Reassuring news from France: 85% of French people would not ban the exhibition of Christmas Nativity scenes in public places
The weekly edition of the French paper Le Point released the results of its online survey where its readers were asked if they would object to Nativity scenes being erected in public places.
The survey of Le Point yielded surprisingly positive results. Up until the evening of the 20th of December, 85% of the voters answered the question: “Would you ban the erection of Nativity scenes in public places?” with a ‘no.’ The majority of those surveyed believe that Christmas in France is an ancient tradition that touches believers and unbelievers alike.
One of those surveyed wrote: “No. We cannot ban the presence of a Nativity scene anywhere in the country. It is a part of our identity and one of our traditions.”

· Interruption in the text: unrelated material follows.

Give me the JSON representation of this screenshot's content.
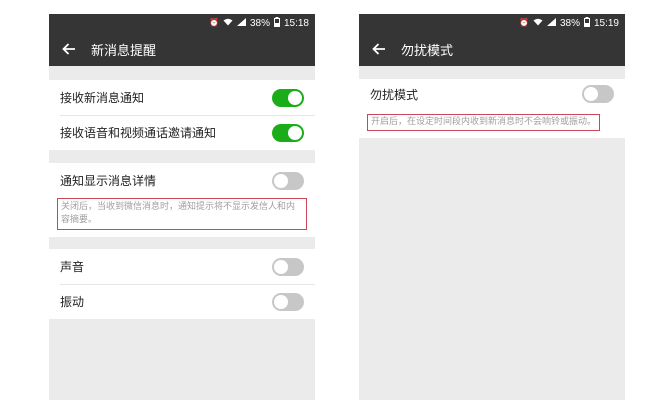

Other commentators however strongly opposed the presence of Nativity scenes in public places, in city halls or in public schools with one person emphatically stating: “Nativity scenes? Just in the churches! There have never been Nativity scenes in the city halls before. They were in the churches. Nowadays, people do not frequently go to church. But that is a problem for the Christian Church. Nothing justifies the presence of Nativity scenes in the city halls. They are symbols of a Christian tradition, and in our country, the state was separated from the Church.”
About 45,000 people responded to the survey conducted by the news portal, indicating that the views supporting the erection of Christmas Nativity scenes reflect the opinion of the greater public.
One might conclude that recalling at Christmas time that the son of God was born and died to deliver us from our sins is not only a matter for the Christian Church. The majority of those polled seem to be aware that the birth of Jesus concerns the whole created world.